While MapR can already use MapR-DB to replicate data between Hadoop instances, MapR Streams gives it the capability to replicate any data in Hadoop to other Hadoop instances anywhere or, if need be, to any application anywhere. In fact, it could be used to transfer data between two applications that otherwise have nothing to do with Hadoop. And it is not just about moving data. MapR Streams can establish and drive real-time feeds throughout the organization. It can take external feeds from data providers or from the cloud. It can take internal feeds from log files or Internet of Things (IoT) sensors. It can aggregate feeds and send them to multiple recipients.
In short, it provides a global, distributed real-time capability.
A Global Data Platform
Hadoop has been rapidly evolving. In recent times, it has been depicted as the natural bedrock for a data lake. Indeed, the opportunity to house all of an organization’s data – and possibly a great deal of externally sourced data – into a single, scaled-out collection of servers is an attractive notion. With strong disaster recovery and security measures, the goal of a single physical or logical location for data makes sense.
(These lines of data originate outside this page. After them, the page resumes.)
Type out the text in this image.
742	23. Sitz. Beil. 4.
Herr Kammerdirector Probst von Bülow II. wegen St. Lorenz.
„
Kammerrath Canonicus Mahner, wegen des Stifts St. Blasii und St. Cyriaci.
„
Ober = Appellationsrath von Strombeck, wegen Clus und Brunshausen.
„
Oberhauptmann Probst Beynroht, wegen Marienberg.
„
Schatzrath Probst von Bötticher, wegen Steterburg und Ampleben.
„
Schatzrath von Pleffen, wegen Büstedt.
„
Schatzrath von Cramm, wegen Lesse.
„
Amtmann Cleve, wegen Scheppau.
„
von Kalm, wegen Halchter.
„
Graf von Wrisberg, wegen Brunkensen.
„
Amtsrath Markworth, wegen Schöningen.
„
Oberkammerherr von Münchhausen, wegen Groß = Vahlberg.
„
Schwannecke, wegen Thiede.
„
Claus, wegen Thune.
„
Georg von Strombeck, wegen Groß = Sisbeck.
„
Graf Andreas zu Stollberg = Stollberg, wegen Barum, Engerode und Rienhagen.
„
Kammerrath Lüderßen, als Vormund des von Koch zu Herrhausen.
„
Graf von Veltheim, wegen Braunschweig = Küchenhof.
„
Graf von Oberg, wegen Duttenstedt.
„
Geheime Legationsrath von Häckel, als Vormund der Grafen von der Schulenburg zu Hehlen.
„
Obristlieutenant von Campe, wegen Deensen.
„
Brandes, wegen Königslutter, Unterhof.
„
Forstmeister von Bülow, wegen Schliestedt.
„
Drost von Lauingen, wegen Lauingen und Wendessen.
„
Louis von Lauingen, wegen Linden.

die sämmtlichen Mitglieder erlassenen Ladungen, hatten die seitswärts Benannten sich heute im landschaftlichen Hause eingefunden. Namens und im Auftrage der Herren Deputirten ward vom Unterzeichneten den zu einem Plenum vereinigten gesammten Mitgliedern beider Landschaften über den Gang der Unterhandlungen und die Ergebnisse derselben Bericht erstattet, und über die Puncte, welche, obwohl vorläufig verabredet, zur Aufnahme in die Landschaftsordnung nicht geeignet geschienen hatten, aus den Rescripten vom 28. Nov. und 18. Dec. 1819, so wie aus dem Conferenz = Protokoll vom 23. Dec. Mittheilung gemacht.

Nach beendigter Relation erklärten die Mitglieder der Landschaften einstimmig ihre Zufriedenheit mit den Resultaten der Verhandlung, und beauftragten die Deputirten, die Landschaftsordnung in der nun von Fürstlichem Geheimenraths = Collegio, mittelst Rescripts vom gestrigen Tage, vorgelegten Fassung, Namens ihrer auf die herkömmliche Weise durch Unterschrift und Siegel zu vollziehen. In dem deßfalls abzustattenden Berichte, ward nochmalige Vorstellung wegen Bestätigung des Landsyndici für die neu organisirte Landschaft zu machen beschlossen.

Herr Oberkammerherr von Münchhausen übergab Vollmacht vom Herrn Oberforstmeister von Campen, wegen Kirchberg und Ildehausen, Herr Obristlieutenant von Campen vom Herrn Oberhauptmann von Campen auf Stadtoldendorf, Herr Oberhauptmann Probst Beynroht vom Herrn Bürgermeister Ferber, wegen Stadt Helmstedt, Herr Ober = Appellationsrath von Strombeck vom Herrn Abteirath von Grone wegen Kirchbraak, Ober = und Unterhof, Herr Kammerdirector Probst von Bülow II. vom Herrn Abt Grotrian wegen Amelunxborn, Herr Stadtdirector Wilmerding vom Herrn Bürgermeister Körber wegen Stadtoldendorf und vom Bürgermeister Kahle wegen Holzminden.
This is especially so in this era of cloud computing, where location flexibility is far greater than it ever was.
Right now, other Hadoop offerings are constrained in their event streaming capabilities. In general, where event streaming or messaging systems are used, they are managed as separate clusters, with all the inherent latencies those clusters create, and they fail to provide a global capability. Because they do not offer a versatile distributed capability, they tend to be deployed in an awkwardly centralized manner.
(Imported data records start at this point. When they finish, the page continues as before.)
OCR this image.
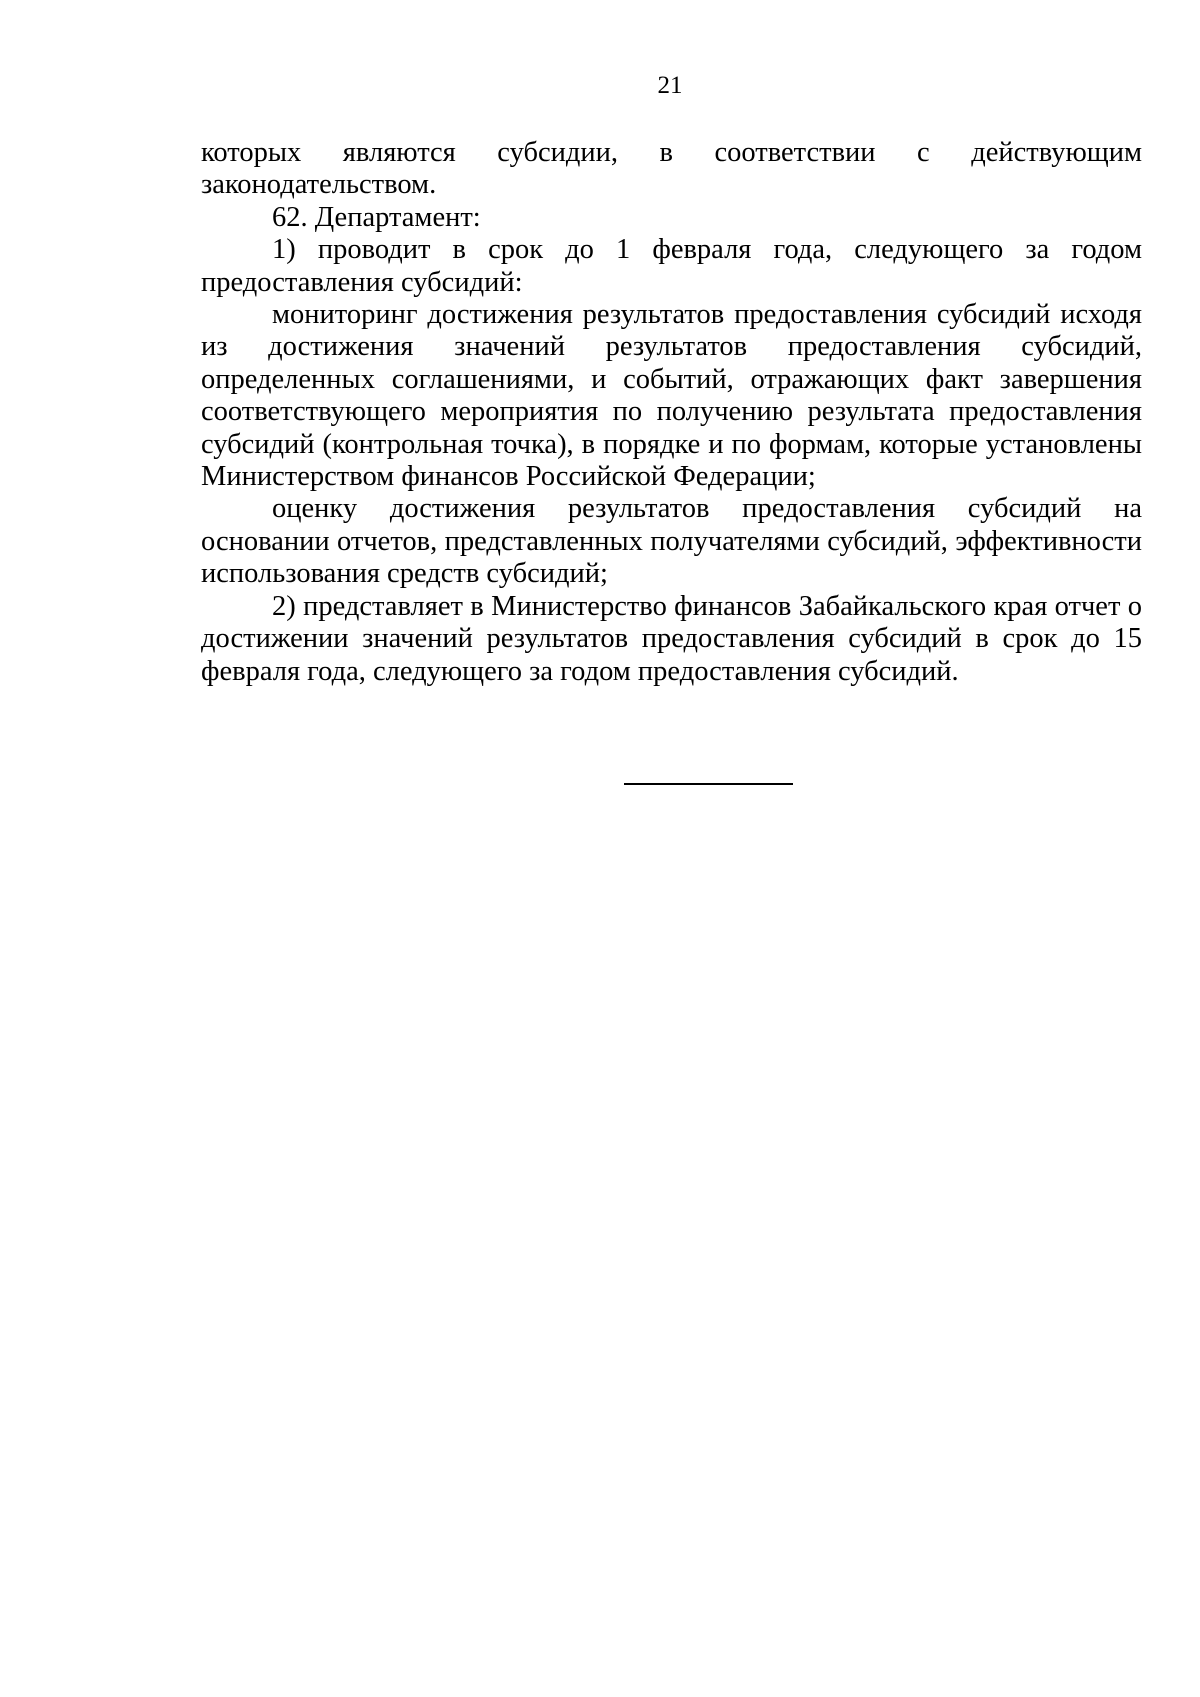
21

которых являются субсидии, в соответствии с действующим законодательством.

62. Департамент:

1) проводит в срок до 1 февраля года, следующего за годом предоставления субсидий:

мониторинг достижения результатов предоставления субсидий исходя из достижения значений результатов предоставления субсидий, определенных соглашениями, и событий, отражающих факт завершения соответствующего мероприятия по получению результата предоставления субсидий (контрольная точка), в порядке и по формам, которые установлены Министерством финансов Российской Федерации;

оценку достижения результатов предоставления субсидий на основании отчетов, представленных получателями субсидий, эффективности использования средств субсидий;

2) представляет в Министерство финансов Забайкальского края отчет о достижении значений результатов предоставления субсидий в срок до 15 февраля года, следующего за годом предоставления субсидий.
The global data platform that MapR delivers both supports and enables data distribution in a rational and very practical way. Multiple Hadoop clusters can be created to satisfy different workloads and priorities, and data that genuinely needs to reside in multiple geographical locations can be secure and resilient against technology failure. It thus is eminently suited, for example, to be the platform for the corporate system of records (SOR), segregated, as it should be, from other data and other workloads. The platform is capable of serving traditional business applications as well as big data and real-time applications.
The trend towards deploying Hadoop and Spark for real-time and near real-time applications is in its infancy, yet it is destined to become increasingly important in years to come, as event-based architectures become more common. With MapR Streams, the MapR Platform can play a primary role in delivering such applications.
The Bottom Line
In our view, MapR was always ahead of its competition in shaping the evolution of Hadoop and providing the enterprise-grade technical infrastructure it requires. With MapR 5.1 and MapR Streams, it has clearly thrown down the gauntlet to its competitors. Whether its competitors will be able to make up the lost ground remains to be seen. If you’re reviewing the possibilities of Hadoop and Spark, particularly if you see it as occupying a central strategic role in the corporate IT environment, you would do well to consider looking at MapR. The company has put itself far ahead of its competitors in a variety of ways.